FDA Questions Sunscreen Safety

The US Food and Drug Administration (FDA) took steps this past week toward improving the quality, safety, and efficacy of sunscreens as part of new authorities for certain over-the-counter (OTC) drugs.

In the short term, how sunscreens are marketed won’t change much. The new authority essentially maintains the status quo as outlined in the 2020 Coronavirus Aid, Relief, and Economic Security (CARES) Act, but a proposed order could have a huge impact long term.

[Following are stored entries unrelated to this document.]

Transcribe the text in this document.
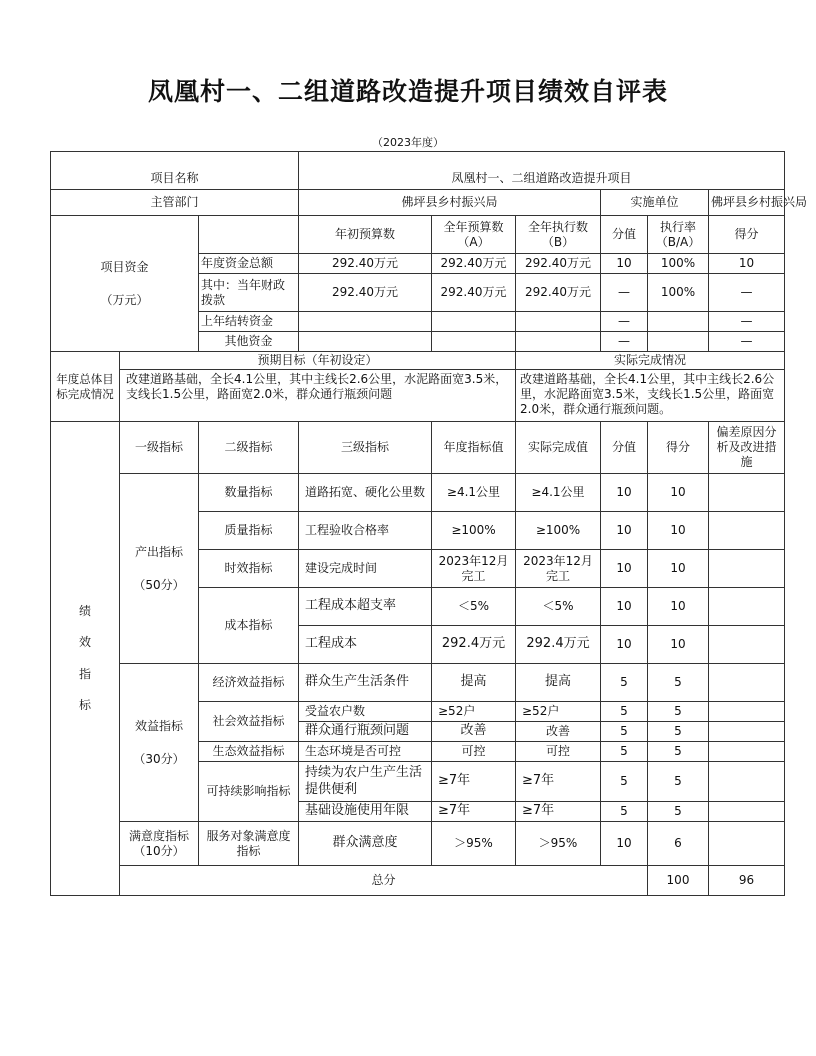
凤凰村一、二组道路改造提升项目绩效自评表
（2023年度）
项目名称			凤凰村一、二组道路改造提升项目						
主管部门			佛坪县乡村振兴局			实施单位		佛坪县乡村振兴局	

项目资金
（万元）			年初预算数	全年预算数（A）	全年执行数（B）	分值	执行率（B/A）	得分	
		年度资金总额	292.40万元	292.40万元	292.40万元	10	100%	10	
		其中：当年财政拨款	292.40万元	292.40万元	292.40万元	—	100%	—	
		上年结转资金				—		—	
		其他资金				—		—	
年度总体目标完成情况	预期目标（年初设定）				实际完成情况				
	改建道路基础，全长4.1公里，其中主线长2.6公里，水泥路面宽3.5米，支线长1.5公里，路面宽2.0米，群众通行瓶颈问题				改建道路基础，全长4.1公里，其中主线长2.6公里，水泥路面宽3.5米，支线长1.5公里，路面宽2.0米，群众通行瓶颈问题。				

绩
效
指
标	一级指标	二级指标	三级指标	年度指标值	实际完成值	分值	得分	偏差原因分析及改进措施	

	产出指标
（50分）	数量指标	道路拓宽、硬化公里数	≥4.1公里	≥4.1公里	10	10		
		质量指标	工程验收合格率	≥100%	≥100%	10	10		
		时效指标	建设完成时间	2023年12月完工	2023年12月完工	10	10		
		成本指标	工程成本超支率	＜5%	＜5%	10	10		
			工程成本	292.4万元	292.4万元	10	10		

	效益指标
（30分）	经济效益指标	群众生产生活条件	提高	提高	5	5		
		社会效益指标	受益农户数	≥52户	≥52户	5	5		
			群众通行瓶颈问题	改善	改善	5	5		
		生态效益指标	生态环境是否可控	可控	可控	5	5		
		可持续影响指标	持续为农户生产生活提供便利	≥7年	≥7年	5	5		
			基础设施使用年限	≥7年	≥7年	5	5		
	满意度指标（10分）	服务对象满意度指标	群众满意度	＞95%	＞95%	10	6		
	总分						100	96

The FDA’s proposed order would change requirements related to maximum sun protection factor (SPF) values, active ingredients, broad spectrum requirements, and product labeling. It would also reevaluate what active ingredients are generally recognized as safe and effective (GRASE).

Proposed Labeling Changes

  • SPF 60+ would be the maximum labeled SPF.
  • An alphabetical list of the active ingredients would have to be prominently displayed.
  • A “Skin Cancer/Skin Aging alert” on packaging would be required for sunscreen products that have not been shown to help prevent skin cancer or early skin aging from the sun

Broad Spectrum Protection

All sunscreens with SPF values of 15 and above must provide broad spectrum protection. This designates that the product blocks both UVA and UVB rays.

GRASE Status

OTC drugs with active ingredients that are deemed generally recognized as safe and effective (GRASE) can be marketed without new drug approval. The CARES Act expanded the GRASE list for sunscreen active ingredients to 16. The FDA proposal identifies 12 sunscreen ingredients that it would like to see additional safety and efficacy data on. Mineral ingredients zinc oxide and titanium dioxide would maintain GRASE status.

The FDA emphasizes that any new sunscreen requirements will take over a year to be implemented. The proposed order must go through a 45-day public comment period. Then, at least a year must past before the revised final order can take effect as specified by the CARES Act.